The slaughter was appalling, and Los Velez, defeated and broken, was cast back
to Tarragona, leaving Barcelona triumphant in its defiance. Soon French troops
arrived in large numbers, and in April, 1641, the Castilians at Tarragona,
reduced to 14.000 men under the Prince of Butera (Fadrique Colonna), were
closely beleaguered by land and sea by French and Catalans.
Through the summer and autumn of 1641 the state of war continued; but
Catalonia could with difficulty pay and support the French armies sent by
Richelieu to the aid of the insurgents, and the provincials through their chief
Tamarit made a personal appeal to Louis XIII to come to his faithful city of
Barcelona and receive the oath of allegiance. He sent Marshal de Brézé as his
proxy, and thenceforward French national resources to a great extent maintained
the civil war. By the spring of 1642 the Castilian armies had been reorganized
after their repeated defeats, and the struggle continued, though the great
French forces that were pouring into the province, with the aid of the
Catalans, seemed to make the position hopeless for Philip.
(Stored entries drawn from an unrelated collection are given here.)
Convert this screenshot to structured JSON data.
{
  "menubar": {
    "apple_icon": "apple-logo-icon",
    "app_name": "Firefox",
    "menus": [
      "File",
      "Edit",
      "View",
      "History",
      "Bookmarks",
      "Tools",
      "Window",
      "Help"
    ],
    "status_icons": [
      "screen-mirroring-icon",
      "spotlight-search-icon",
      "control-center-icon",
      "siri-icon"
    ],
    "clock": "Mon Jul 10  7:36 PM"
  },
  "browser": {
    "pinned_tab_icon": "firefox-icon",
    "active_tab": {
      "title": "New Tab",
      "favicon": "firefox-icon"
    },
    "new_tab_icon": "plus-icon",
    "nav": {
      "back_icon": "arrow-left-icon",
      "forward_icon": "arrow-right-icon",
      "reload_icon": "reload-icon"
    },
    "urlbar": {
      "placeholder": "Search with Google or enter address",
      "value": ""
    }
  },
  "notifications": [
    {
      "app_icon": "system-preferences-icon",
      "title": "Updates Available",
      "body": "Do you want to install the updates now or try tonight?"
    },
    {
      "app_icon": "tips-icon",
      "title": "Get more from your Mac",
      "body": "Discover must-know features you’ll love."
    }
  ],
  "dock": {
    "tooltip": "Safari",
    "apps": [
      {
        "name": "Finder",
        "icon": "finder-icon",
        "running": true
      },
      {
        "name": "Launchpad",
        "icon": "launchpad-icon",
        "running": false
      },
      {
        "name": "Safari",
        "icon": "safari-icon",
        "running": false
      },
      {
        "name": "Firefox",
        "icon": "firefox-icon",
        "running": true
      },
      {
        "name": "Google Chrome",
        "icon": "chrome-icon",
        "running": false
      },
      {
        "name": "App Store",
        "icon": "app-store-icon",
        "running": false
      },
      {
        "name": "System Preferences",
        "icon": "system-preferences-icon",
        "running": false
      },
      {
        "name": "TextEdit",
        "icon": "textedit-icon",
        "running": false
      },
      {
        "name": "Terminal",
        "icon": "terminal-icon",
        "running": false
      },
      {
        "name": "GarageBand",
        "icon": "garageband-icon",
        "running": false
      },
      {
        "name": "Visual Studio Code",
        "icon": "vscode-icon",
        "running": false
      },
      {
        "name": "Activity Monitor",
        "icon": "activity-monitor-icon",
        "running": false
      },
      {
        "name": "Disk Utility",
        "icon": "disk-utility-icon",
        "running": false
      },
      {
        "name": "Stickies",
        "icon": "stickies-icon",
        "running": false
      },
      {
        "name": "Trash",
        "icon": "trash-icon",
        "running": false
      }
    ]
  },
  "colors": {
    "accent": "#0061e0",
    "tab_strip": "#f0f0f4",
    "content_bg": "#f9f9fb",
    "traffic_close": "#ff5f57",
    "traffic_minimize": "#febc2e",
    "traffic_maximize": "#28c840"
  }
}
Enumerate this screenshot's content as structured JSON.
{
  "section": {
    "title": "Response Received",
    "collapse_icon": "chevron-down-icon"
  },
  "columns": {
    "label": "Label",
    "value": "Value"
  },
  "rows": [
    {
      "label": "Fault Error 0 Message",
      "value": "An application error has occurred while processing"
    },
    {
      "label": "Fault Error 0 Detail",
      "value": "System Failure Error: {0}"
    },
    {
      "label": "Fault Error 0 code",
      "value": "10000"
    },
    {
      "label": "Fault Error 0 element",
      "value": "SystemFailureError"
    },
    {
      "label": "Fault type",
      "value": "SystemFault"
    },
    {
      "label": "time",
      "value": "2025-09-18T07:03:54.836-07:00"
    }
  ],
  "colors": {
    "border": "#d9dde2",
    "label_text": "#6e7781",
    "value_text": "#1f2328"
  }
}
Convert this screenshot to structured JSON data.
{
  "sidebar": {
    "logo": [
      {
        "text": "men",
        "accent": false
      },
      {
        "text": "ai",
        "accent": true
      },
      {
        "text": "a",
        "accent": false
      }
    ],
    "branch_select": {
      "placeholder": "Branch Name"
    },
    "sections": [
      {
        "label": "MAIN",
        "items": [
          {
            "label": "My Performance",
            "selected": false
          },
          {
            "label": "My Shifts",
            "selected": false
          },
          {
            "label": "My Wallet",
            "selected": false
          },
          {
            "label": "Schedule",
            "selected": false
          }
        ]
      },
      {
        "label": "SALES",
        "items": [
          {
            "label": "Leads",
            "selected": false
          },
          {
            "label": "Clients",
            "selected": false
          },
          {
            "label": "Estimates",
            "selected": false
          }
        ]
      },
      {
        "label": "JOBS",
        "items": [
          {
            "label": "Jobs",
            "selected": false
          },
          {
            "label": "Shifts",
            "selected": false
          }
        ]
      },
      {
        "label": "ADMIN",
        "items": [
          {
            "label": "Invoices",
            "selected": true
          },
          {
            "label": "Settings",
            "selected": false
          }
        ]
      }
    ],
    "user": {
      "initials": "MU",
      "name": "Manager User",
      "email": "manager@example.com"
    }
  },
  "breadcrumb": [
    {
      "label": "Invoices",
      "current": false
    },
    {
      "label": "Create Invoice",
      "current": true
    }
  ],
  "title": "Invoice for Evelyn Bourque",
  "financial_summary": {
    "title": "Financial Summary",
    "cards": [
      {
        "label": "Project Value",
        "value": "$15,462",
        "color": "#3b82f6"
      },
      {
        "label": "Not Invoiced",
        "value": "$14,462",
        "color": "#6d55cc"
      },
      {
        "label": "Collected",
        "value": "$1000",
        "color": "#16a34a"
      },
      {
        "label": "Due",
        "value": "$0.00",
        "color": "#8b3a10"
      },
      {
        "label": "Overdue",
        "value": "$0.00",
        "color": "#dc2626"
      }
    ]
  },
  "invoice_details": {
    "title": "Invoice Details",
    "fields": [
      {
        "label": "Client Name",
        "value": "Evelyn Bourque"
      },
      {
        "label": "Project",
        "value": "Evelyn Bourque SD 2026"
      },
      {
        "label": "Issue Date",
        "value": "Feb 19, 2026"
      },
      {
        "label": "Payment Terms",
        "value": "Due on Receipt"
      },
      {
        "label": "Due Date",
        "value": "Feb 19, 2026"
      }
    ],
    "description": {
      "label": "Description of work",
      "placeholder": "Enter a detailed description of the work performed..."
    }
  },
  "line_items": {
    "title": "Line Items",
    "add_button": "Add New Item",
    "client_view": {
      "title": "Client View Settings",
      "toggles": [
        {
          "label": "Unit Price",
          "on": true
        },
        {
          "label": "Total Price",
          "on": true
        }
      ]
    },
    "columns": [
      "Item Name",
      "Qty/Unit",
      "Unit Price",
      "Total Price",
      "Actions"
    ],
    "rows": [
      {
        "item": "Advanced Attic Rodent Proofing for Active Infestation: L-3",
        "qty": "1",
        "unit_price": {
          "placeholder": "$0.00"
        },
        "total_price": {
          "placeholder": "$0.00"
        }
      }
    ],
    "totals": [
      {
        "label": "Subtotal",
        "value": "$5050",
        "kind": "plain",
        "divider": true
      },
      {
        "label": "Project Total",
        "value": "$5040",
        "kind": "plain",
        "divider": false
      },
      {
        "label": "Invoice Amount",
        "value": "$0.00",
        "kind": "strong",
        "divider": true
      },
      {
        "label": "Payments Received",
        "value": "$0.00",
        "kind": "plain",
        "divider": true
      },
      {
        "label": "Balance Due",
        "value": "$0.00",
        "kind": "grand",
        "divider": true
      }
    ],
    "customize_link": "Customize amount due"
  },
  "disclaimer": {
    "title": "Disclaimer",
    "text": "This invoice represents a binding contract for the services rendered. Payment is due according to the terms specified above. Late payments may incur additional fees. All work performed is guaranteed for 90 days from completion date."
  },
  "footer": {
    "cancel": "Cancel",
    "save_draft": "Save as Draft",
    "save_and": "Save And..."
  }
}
One Castilian army
after the other was captured or routed, and Philip in despair could only pray
the minister who had dragged him into this trouble by his rashness to find him
a way out.
This was the opportunity for the Count-Duke’s enemies. The Queen, Isabel
of Bourbon, had from the first resented his absolute dominion over her husband.
She blamed Olivares for inciting the King to legitimatize Don Juan of Austria,
his natural son by Maria Calderon, an actress, of whom she was bitterly
jealous; and she chafed under the yoke of the favorite’s wife, who was her
Mistress of the Robes, and was as arrogant as he. Olivares always spoke
slightingly of women, and when the Queen had made some remark on State affairs had
dared to say openly, that “monks must be kept for praying, and women for child-bearing”.'
Isabel made no secret of her hate, and instilled a similar sentiment into her
popular and promising only son, Prince Baltasar Carlos. Gradually all those,
and there were many, who suffered from the terrible oppression induced by
Olivares’ financial methods and the continuance of wasteful wars, looked
towards the Queen and her son for rescue. “My goodwill and the Prince’s
innocence”, she said, “must for once serve the King for eyes. If he continues
to look through those of the Count-Duke much longer my son will be reduced to a
poor King of Castile”. When affairs in Catalonia were at their worst, when
Roussillon was lost for ever to Spain, and French troops were successfully
upholding the rebel Catalans against their Ring, the Queen and nearly all of
the nobility, most of whom were in her favour, urged the king himself to take
command of his armies in the field, and win back the province that his
minister’s policy had lost. Olivares opposed the plan to the utmost, for he
knew that during a campaign his influence would be less powerful over Philip
than in the palace of Madrid, or in the beautiful suburban pleasance of the
Buen Retiro, which he had built, not at his own expense, as a toy for his
master. But Philip himself was anxious now to take part in winning back his
heritage. So he insisted, almost for the first time, against Olivares’ opinion,
and, in spite of the groans of his minister at the expense of the rival
journey, set out for Aragon.
Braganza and Olivares.
There was, indeed, good reason, beyond the disaster which Olivares’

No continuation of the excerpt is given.